7 Ocak 2013 Pazartesi

Bonfile Sarma




Aslında hazırdı fotoğrafım, oturup yazmak kalmıştı geriye. Dana  bonfileleri (400 gram) strech filmin arasında döverek inceltin iyice, incecik olsun aman. Tavaya yağı koyup yemeklik doğranmış kuru soğanları, sonra kanlıca mantarlarını (yoksa dilediğiniz herhangi bir mantar), yine minik doğranmış yarım kapya biberi katıp çevriştirin, azıcık limon kabuğu rendesi, maydonoz, tuz, karabiber. Ocaktan alın, yarım su bardağı galeta unu ekleyip harmanlayın bir güzel. İncelttiğiniz eti tabağa serin, bir ucuna hazırladığınız mantarlı harçtan koyup, yaprak sarması gibi, kenarlarını toplayarak sarın. İçi bol olursa güzel olur, unutmadan. Sardıktan sonra uçlarını kürdanla tutturun, aman açılmayacak şekilde.

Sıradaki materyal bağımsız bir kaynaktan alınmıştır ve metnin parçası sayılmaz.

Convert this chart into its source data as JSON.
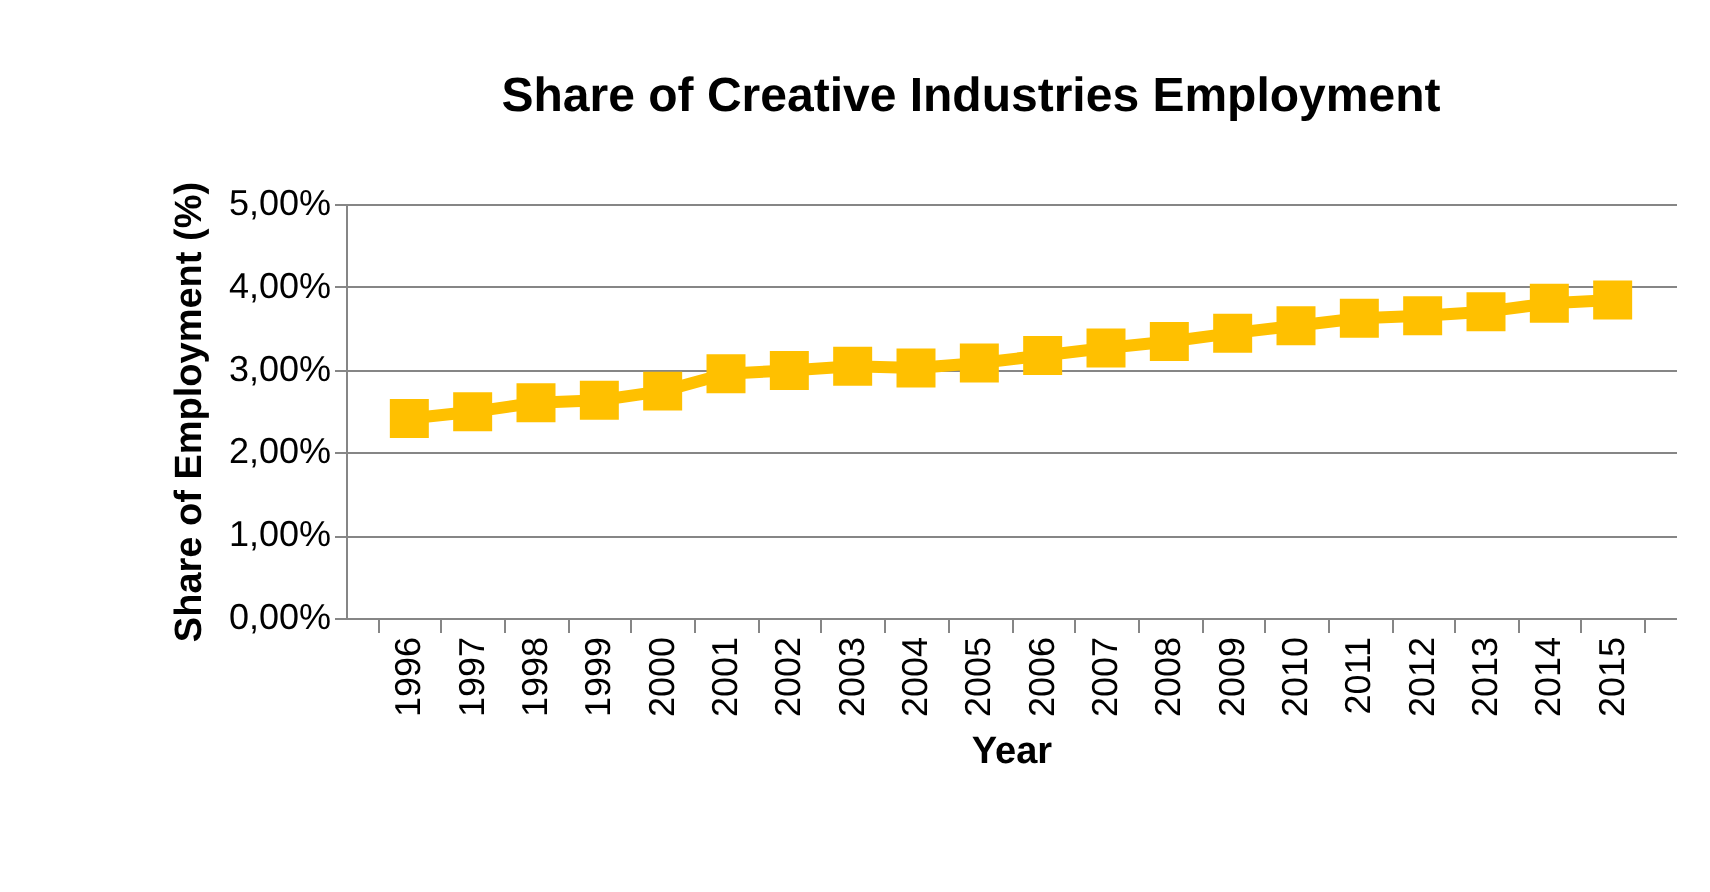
{
  "chart_data": {
    "type": "line",
    "title": "Share of Creative Industries Employment",
    "xlabel": "Year",
    "ylabel": "Share of Employment (%)",
    "categories": [
      "1996",
      "1997",
      "1998",
      "1999",
      "2000",
      "2001",
      "2002",
      "2003",
      "2004",
      "2005",
      "2006",
      "2007",
      "2008",
      "2009",
      "2010",
      "2011",
      "2012",
      "2013",
      "2014",
      "2015"
    ],
    "series": [
      {
        "color": "#ffc000",
        "values": [
          2.41,
          2.49,
          2.6,
          2.63,
          2.74,
          2.95,
          2.99,
          3.04,
          3.02,
          3.08,
          3.17,
          3.26,
          3.34,
          3.44,
          3.53,
          3.62,
          3.65,
          3.7,
          3.8,
          3.84
        ]
      }
    ],
    "ylim": [
      0,
      5
    ],
    "yticks": [
      {
        "value": 0,
        "label": "0,00%"
      },
      {
        "value": 1,
        "label": "1,00%"
      },
      {
        "value": 2,
        "label": "2,00%"
      },
      {
        "value": 3,
        "label": "3,00%"
      },
      {
        "value": 4,
        "label": "4,00%"
      },
      {
        "value": 5,
        "label": "5,00%"
      }
    ],
    "grid": "y",
    "marker": "square",
    "line_style": "solid",
    "legend": false
  }
}
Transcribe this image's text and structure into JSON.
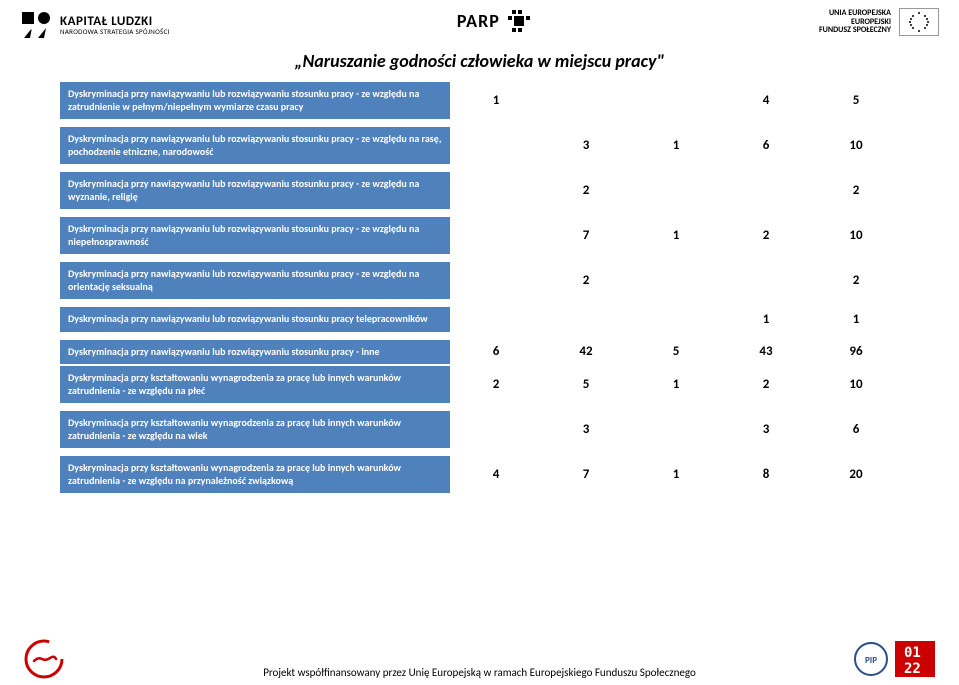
{
  "header": {
    "left": {
      "line1": "KAPITAŁ LUDZKI",
      "line2": "NARODOWA STRATEGIA SPÓJNOŚCI"
    },
    "center": {
      "text": "PARP"
    },
    "right": {
      "line1": "UNIA EUROPEJSKA",
      "line2": "EUROPEJSKI",
      "line3": "FUNDUSZ SPOŁECZNY"
    }
  },
  "title": "„Naruszanie godności człowieka w miejscu pracy\"",
  "colors": {
    "header_bg": "#4f81bd",
    "header_text": "#ffffff",
    "cell_text": "#000000",
    "red": "#cc0000"
  },
  "table": {
    "columns": 5,
    "rows": [
      {
        "label": "Dyskryminacja przy nawiązywaniu lub rozwiązywaniu stosunku pracy - ze względu na zatrudnienie w pełnym/niepełnym wymiarze czasu pracy",
        "values": [
          "1",
          "",
          "",
          "4",
          "5"
        ]
      },
      {
        "label": "Dyskryminacja przy nawiązywaniu lub rozwiązywaniu stosunku pracy - ze względu na rasę, pochodzenie etniczne, narodowość",
        "values": [
          "",
          "3",
          "1",
          "6",
          "10"
        ]
      },
      {
        "label": "Dyskryminacja przy nawiązywaniu lub rozwiązywaniu stosunku pracy - ze względu na wyznanie, religię",
        "values": [
          "",
          "2",
          "",
          "",
          "2"
        ]
      },
      {
        "label": "Dyskryminacja przy nawiązywaniu lub rozwiązywaniu stosunku pracy - ze względu na niepełnosprawność",
        "values": [
          "",
          "7",
          "1",
          "2",
          "10"
        ]
      },
      {
        "label": "Dyskryminacja przy nawiązywaniu lub rozwiązywaniu stosunku pracy - ze względu na orientację seksualną",
        "values": [
          "",
          "2",
          "",
          "",
          "2"
        ]
      },
      {
        "label": "Dyskryminacja przy nawiązywaniu lub rozwiązywaniu stosunku pracy telepracowników",
        "values": [
          "",
          "",
          "",
          "1",
          "1"
        ]
      },
      {
        "label": "Dyskryminacja przy nawiązywaniu lub rozwiązywaniu stosunku pracy - inne",
        "values": [
          "6",
          "42",
          "5",
          "43",
          "96"
        ]
      },
      {
        "label": "Dyskryminacja przy kształtowaniu wynagrodzenia za pracę lub innych warunków zatrudnienia - ze względu na płeć",
        "values": [
          "2",
          "5",
          "1",
          "2",
          "10"
        ]
      },
      {
        "label": "Dyskryminacja przy kształtowaniu wynagrodzenia za pracę lub innych warunków zatrudnienia - ze względu na wiek",
        "values": [
          "",
          "3",
          "",
          "3",
          "6"
        ]
      },
      {
        "label": "Dyskryminacja przy kształtowaniu wynagrodzenia za pracę lub innych warunków zatrudnienia - ze względu na przynależność związkową",
        "values": [
          "4",
          "7",
          "1",
          "8",
          "20"
        ]
      }
    ],
    "spacer_after": [
      0,
      1,
      2,
      3,
      4,
      5,
      7,
      8
    ]
  },
  "footer": {
    "text": "Projekt współfinansowany przez Unię Europejską w ramach Europejskiego Funduszu Społecznego"
  }
}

Düdüklüyü ocağa koyun, biraz da tereyağ, erisin. Sardığınız etleri önce una bulayın, silkeleyin fazlasını. Kızan tereyağına atıp, çatal batırmadan, bir maşa ile çevirerek her taraflarını kızartın güzelce. Amman yakmayın! Şimdi sıcak su verin, tam üzerlerine gelecek kadar. Taze biberiye, taze kekik, tane karabiber, biraz tuz, bir defne yaprağı, kapatın ağzını. Buharı çıktıktan sonra hepi topu on iki on üç dakika pişecekler.

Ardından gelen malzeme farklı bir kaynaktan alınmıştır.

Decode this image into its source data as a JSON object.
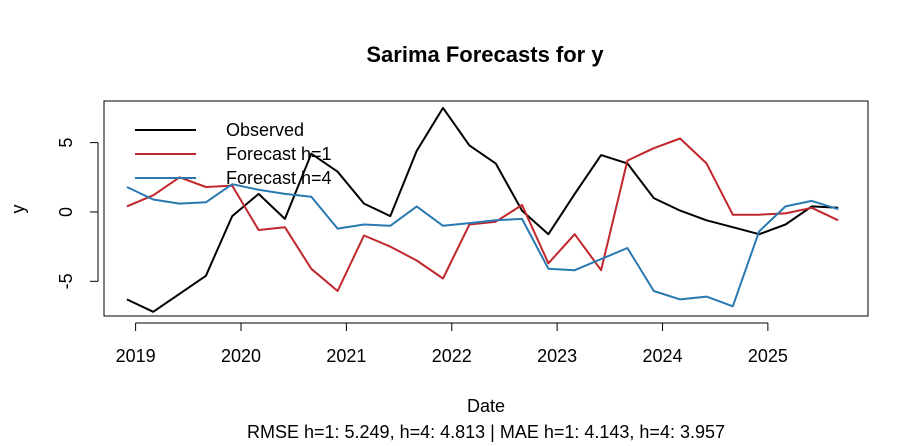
{
  "chart_data": {
    "type": "line",
    "title": "Sarima Forecasts for y",
    "xlabel": "Date",
    "ylabel": "y",
    "subtitle": "RMSE h=1: 5.249, h=4: 4.813  |  MAE h=1: 4.143, h=4: 3.957",
    "xlim": [
      2018.7,
      2025.95
    ],
    "ylim": [
      -7.5,
      8.0
    ],
    "x_ticks": [
      2019,
      2020,
      2021,
      2022,
      2023,
      2024,
      2025
    ],
    "x_tick_labels": [
      "2019",
      "2020",
      "2021",
      "2022",
      "2023",
      "2024",
      "2025"
    ],
    "y_ticks": [
      -5,
      0,
      5
    ],
    "y_tick_labels": [
      "-5",
      "0",
      "5"
    ],
    "legend_position": "top-left",
    "grid": false,
    "x": [
      2018.917,
      2019.167,
      2019.417,
      2019.667,
      2019.917,
      2020.167,
      2020.417,
      2020.667,
      2020.917,
      2021.167,
      2021.417,
      2021.667,
      2021.917,
      2022.167,
      2022.417,
      2022.667,
      2022.917,
      2023.167,
      2023.417,
      2023.667,
      2023.917,
      2024.167,
      2024.417,
      2024.667,
      2024.917,
      2025.167,
      2025.417,
      2025.667
    ],
    "series": [
      {
        "name": "Observed",
        "color": "#000000",
        "values": [
          -6.3,
          -7.2,
          -5.9,
          -4.6,
          -0.3,
          1.3,
          -0.5,
          4.2,
          2.9,
          0.6,
          -0.3,
          4.4,
          7.5,
          4.8,
          3.5,
          0.1,
          -1.6,
          1.3,
          4.1,
          3.5,
          1.0,
          0.1,
          -0.6,
          -1.1,
          -1.6,
          -0.9,
          0.4,
          0.3
        ]
      },
      {
        "name": "Forecast h=1",
        "color": "#c0272d",
        "values": [
          0.4,
          1.2,
          2.5,
          1.8,
          1.9,
          -1.3,
          -1.1,
          -4.1,
          -5.7,
          -1.7,
          -2.5,
          -3.5,
          -4.8,
          -0.9,
          -0.7,
          0.5,
          -3.7,
          -1.6,
          -4.2,
          3.7,
          4.6,
          5.3,
          3.5,
          -0.2,
          -0.2,
          -0.1,
          0.3,
          -0.6
        ]
      },
      {
        "name": "Forecast h=4",
        "color": "#2879b0",
        "values": [
          1.8,
          0.9,
          0.6,
          0.7,
          2.0,
          1.6,
          1.3,
          1.1,
          -1.2,
          -0.9,
          -1.0,
          0.4,
          -1.0,
          -0.8,
          -0.6,
          -0.5,
          -4.1,
          -4.2,
          -3.4,
          -2.6,
          -5.7,
          -6.3,
          -6.1,
          -6.8,
          -1.4,
          0.4,
          0.8,
          0.2
        ]
      }
    ]
  }
}
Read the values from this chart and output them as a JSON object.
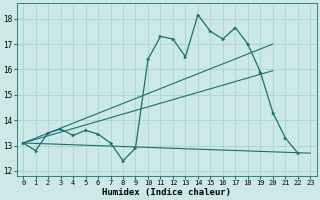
{
  "xlabel": "Humidex (Indice chaleur)",
  "background_color": "#cce9e8",
  "grid_color": "#aad4d2",
  "line_color": "#1a7070",
  "xlim": [
    -0.5,
    23.5
  ],
  "ylim": [
    11.8,
    18.6
  ],
  "yticks": [
    12,
    13,
    14,
    15,
    16,
    17,
    18
  ],
  "xticks": [
    0,
    1,
    2,
    3,
    4,
    5,
    6,
    7,
    8,
    9,
    10,
    11,
    12,
    13,
    14,
    15,
    16,
    17,
    18,
    19,
    20,
    21,
    22,
    23
  ],
  "line1_x": [
    0,
    1,
    2,
    3,
    4,
    5,
    6,
    7,
    8,
    9,
    10,
    11,
    12,
    13,
    14,
    15,
    16,
    17,
    18,
    19,
    20,
    21,
    22
  ],
  "line1_y": [
    13.1,
    12.8,
    13.5,
    13.65,
    13.4,
    13.6,
    13.45,
    13.1,
    12.4,
    12.9,
    16.4,
    17.3,
    17.2,
    16.5,
    18.15,
    17.5,
    17.2,
    17.65,
    17.0,
    15.9,
    14.3,
    13.3,
    12.7
  ],
  "line2_x": [
    0,
    20
  ],
  "line2_y": [
    13.1,
    17.0
  ],
  "line3_x": [
    0,
    20
  ],
  "line3_y": [
    13.1,
    15.95
  ],
  "line4_x": [
    0,
    23
  ],
  "line4_y": [
    13.1,
    12.7
  ]
}
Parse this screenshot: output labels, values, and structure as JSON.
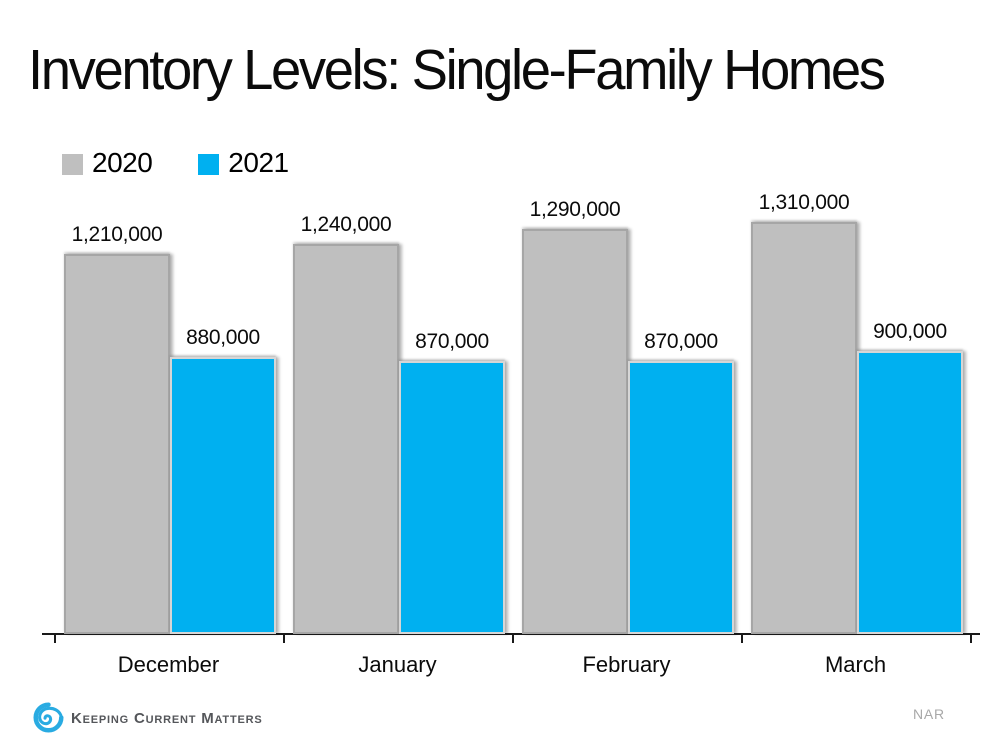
{
  "title": "Inventory Levels: Single-Family Homes",
  "chart_data": {
    "type": "bar",
    "title": "Inventory Levels: Single-Family Homes",
    "categories": [
      "December",
      "January",
      "February",
      "March"
    ],
    "series": [
      {
        "name": "2020",
        "color": "#BFBFBF",
        "values": [
          1210000,
          1240000,
          1290000,
          1310000
        ],
        "labels": [
          "1,210,000",
          "1,240,000",
          "1,290,000",
          "1,310,000"
        ]
      },
      {
        "name": "2021",
        "color": "#00B0F0",
        "values": [
          880000,
          870000,
          870000,
          900000
        ],
        "labels": [
          "880,000",
          "870,000",
          "870,000",
          "900,000"
        ]
      }
    ],
    "xlabel": "",
    "ylabel": "",
    "ylim": [
      0,
      1400000
    ],
    "grid": false,
    "legend_position": "top-left",
    "value_labels": true,
    "axis_color": "#1a1a1a"
  },
  "footer": {
    "brand": "Keeping Current Matters",
    "source": "NAR",
    "brand_color": "#29ABE2",
    "brand_text_color": "#54565A"
  }
}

Pişen bonfileleri suyun içinden alın dikkatlice. Bu güzel ve lezzetli suyu süzün. Tabaklara sarma ve suyundan koyup servis yapabilirsiniz şimdi. Dilerseniz suyuna biraz da krema katın, kestirmeden hafif ateşte şöyle bir kaynatın, öyle kullanın. Orası sizin bileceğiniz iş diyecektim.  Belki yılbaşı akşamı yaparsınız diyecektim, yılbaşı olmasa bile yemekli misafirler için, kutlama akşamlarınız için, hatta küçük, hatta büyük ve güzel aileniz için. Ama olmadı, oturup yazmak için ne fırsat doğdu, ne de ben fırsat yarattım. Hatta bunun için ayıracağım vakitte başka işler yaptım, öyle çok da mühim olmayan. Sanırım yalnızca ben değil, başka pek çok blogger arkadaşım için de böyle durum. Sosyal medyaya kaydık daha çok. Twitter şeysini pek sevemedim, haftalardır açıp bakmadığım bir hesabım varken hem de. Feysbuk hesabıma bağlı olduğundan Feysbukta ne yapıp ne dediysem oraya da gidiyor ya, bi uğrayıp bakmıyorum işte. Neyse efenim malumunuz Feysbuk için mesai harcıyorum epey, yalan değil. İşte oradaki yerim.  Sonra İnstagram'da  fotoğraf paylaşıyorum, oraya da beklerim.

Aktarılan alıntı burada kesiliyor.